In your home, everyone needs to be on board with how to work the four on the four rule. The same goes for when you have guests over. Make sure you have stashes of treats all throughout your living space, so it’s just a matter of a quick grab when it appears the conditions are ripe for jumping.


Here are the specific steps on how to train your dog not to jump.

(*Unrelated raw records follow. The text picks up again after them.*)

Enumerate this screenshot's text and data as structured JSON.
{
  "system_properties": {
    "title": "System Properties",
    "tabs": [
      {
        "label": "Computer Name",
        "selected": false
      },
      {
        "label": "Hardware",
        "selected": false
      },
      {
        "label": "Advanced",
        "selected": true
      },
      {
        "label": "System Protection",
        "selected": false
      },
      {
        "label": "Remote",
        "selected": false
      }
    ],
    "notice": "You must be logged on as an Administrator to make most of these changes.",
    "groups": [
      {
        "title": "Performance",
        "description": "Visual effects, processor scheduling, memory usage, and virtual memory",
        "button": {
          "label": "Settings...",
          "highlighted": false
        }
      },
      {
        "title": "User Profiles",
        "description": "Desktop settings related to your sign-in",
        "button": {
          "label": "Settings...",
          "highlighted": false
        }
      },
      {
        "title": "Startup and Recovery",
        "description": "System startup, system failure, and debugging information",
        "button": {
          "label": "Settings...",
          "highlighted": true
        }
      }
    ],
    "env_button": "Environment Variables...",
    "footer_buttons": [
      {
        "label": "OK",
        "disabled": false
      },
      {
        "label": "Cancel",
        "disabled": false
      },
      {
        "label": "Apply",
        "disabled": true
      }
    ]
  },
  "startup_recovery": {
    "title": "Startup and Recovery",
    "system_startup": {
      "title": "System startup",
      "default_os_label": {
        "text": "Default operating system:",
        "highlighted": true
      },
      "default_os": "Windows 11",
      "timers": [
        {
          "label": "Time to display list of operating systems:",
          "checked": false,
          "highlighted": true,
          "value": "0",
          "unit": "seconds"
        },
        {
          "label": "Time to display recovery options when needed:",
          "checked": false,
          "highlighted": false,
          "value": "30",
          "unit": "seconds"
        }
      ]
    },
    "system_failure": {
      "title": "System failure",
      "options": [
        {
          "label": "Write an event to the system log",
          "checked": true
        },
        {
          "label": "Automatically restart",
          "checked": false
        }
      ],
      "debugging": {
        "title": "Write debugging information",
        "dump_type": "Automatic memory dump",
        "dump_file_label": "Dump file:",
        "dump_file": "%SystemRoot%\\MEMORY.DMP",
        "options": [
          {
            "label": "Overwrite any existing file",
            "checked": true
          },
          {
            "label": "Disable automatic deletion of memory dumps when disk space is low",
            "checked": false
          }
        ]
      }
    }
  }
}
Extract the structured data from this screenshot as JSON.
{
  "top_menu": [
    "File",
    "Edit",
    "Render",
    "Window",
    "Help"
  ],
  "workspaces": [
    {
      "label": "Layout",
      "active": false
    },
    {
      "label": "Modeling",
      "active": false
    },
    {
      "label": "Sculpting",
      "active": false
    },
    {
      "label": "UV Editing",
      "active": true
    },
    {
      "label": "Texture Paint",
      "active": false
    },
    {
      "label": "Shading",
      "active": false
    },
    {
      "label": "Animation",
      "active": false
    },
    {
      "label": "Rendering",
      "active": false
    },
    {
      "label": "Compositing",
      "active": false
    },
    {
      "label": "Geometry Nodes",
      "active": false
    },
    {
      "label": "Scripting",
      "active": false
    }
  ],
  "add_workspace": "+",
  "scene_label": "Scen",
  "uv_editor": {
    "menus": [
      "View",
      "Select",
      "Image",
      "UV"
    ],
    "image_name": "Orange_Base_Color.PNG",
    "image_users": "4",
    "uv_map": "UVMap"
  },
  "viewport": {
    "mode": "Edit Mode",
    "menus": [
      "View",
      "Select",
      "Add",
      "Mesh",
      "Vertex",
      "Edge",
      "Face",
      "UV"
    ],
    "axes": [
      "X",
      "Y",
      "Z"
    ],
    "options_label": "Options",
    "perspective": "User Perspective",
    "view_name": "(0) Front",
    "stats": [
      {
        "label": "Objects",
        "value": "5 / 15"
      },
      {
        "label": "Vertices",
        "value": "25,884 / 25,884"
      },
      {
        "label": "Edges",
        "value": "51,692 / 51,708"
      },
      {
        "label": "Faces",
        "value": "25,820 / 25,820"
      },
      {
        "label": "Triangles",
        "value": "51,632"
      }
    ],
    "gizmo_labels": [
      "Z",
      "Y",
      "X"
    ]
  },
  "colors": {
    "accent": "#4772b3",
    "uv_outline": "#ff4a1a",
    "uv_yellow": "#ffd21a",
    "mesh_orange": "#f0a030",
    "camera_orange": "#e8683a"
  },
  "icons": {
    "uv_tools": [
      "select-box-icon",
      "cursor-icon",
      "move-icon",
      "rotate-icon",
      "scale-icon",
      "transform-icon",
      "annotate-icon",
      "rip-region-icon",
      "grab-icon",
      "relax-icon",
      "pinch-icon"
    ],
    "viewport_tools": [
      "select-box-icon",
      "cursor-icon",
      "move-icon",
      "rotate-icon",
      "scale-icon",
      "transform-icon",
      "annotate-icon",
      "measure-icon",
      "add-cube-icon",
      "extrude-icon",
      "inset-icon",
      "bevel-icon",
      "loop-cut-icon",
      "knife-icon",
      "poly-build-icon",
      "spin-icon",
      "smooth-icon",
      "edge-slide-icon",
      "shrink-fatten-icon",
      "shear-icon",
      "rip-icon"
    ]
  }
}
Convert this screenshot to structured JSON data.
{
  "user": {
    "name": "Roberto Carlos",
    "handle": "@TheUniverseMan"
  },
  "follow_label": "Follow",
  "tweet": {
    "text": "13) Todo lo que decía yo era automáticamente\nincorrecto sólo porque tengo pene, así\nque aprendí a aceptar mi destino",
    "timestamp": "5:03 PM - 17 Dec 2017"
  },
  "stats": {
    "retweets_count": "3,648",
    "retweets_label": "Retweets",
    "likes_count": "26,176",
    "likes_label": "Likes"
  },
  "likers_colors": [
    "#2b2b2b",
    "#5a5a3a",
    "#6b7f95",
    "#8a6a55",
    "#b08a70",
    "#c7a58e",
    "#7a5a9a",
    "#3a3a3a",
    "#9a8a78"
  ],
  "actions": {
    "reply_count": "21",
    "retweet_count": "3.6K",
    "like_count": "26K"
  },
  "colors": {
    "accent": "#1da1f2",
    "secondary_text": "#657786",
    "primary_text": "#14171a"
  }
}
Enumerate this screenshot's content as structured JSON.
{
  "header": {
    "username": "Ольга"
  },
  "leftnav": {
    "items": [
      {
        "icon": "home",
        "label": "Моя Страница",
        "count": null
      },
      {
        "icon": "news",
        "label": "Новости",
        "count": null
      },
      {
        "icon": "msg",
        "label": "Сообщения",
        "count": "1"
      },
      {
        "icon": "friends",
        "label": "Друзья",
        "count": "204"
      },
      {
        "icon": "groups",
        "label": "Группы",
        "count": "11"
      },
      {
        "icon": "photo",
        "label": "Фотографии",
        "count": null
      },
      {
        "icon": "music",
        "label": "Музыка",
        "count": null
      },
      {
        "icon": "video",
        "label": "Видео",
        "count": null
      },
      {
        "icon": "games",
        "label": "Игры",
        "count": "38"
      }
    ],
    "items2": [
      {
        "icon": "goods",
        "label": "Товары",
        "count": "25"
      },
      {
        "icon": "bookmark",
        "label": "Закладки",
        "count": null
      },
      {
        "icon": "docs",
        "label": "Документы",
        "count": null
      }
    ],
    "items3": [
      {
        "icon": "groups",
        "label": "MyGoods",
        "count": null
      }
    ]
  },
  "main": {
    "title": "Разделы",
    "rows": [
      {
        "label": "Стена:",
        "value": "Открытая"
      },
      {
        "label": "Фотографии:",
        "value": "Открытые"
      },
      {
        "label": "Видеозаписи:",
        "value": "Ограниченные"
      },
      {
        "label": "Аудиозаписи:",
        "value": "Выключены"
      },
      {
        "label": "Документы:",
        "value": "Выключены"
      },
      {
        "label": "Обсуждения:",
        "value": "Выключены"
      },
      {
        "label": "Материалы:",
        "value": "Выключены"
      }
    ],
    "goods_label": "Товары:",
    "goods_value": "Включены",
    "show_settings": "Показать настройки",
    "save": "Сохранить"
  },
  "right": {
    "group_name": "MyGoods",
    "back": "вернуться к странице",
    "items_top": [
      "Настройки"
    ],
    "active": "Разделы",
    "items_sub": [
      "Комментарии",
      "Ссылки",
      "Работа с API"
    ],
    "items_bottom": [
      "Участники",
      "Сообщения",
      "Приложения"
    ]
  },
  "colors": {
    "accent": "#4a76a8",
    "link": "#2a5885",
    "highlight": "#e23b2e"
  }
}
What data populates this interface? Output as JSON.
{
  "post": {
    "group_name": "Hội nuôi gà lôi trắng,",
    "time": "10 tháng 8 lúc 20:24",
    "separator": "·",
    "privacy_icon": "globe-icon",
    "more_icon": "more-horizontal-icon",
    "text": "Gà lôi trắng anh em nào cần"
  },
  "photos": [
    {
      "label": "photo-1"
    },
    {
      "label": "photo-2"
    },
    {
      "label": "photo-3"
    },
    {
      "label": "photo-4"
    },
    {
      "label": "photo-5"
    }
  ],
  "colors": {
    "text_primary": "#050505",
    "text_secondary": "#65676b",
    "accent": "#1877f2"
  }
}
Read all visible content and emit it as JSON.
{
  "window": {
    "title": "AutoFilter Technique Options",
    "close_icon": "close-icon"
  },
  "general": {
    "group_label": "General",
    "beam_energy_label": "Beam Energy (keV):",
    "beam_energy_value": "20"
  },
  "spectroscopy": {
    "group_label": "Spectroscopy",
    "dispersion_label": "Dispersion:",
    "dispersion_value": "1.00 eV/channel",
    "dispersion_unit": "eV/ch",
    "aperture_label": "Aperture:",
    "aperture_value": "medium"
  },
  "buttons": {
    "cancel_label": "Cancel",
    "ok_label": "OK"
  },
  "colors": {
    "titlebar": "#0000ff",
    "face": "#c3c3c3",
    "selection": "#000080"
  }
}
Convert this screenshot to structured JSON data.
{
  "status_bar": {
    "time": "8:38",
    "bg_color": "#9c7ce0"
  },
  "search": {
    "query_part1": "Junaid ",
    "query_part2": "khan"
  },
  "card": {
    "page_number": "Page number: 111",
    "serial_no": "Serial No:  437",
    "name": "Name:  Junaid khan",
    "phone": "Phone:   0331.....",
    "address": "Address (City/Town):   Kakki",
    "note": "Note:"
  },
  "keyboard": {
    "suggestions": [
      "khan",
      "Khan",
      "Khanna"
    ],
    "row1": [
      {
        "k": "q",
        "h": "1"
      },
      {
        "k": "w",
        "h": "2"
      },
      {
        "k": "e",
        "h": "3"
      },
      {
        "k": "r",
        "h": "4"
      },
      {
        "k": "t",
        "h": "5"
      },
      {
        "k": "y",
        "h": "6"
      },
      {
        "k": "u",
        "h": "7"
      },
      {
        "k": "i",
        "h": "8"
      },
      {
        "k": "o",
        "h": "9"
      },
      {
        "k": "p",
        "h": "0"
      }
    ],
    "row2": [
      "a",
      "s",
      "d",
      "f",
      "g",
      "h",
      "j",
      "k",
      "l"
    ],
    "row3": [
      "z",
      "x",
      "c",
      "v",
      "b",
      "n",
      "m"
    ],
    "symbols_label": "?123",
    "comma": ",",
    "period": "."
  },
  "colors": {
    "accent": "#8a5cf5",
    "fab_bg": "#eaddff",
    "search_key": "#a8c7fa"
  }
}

When You Are Working with Your Dog

When you begin the no-jump training with your dog, the secret is to set up staged practice sessions before he even has the chance to jump on you. With this approach as your starting point, follow the steps below.

  1. When the situation occurs when your dog would normally jump on you, enter the room in a relaxed, quiet, calm manner. Don’t be loud or quick-moving.
  2. Especially as you begin this training, ignore your dog until he is completely calm before proceeding.
  3. Don’t touch your dog in any way: no pats, pushes, or other physical engaging action.  
  4. Ask for a sit and reward him with yummy goodies when he does.
  5. If he jumps, disengage, walk away, and go through the steps again.

When Guests Come to Your Home

Stage this practice lesson with someone you know and repeat it until your dog learns not to jump on strangers and guests.

  1. Have your actor person come to and enter your home.
  2. Throw some treats on the floor as soon as the person enters the house.
  3. Keep tossing treats as the person comes up to your dog and pets him while he’s eating the treats.
  4. Keep repeating this process, slowly extending the amount of time when the person comes up to and greets the dog.
  5. Be sure to keep throwing treats down the entire time.
  6. Gradually you can feed fewer treats and he should still behave the way you want.
  7. If he doesn’t, then go back and begin the process again.

To make this work, you need to carefully time when you throw down the treats. It needs to be a quick action. If you miss your timing, and your dog jumps on the person, instruct them to walk away and you stop throwing any treats. Pretty soon he will realize that four on the floor brings good things, while jumping brings him nothing.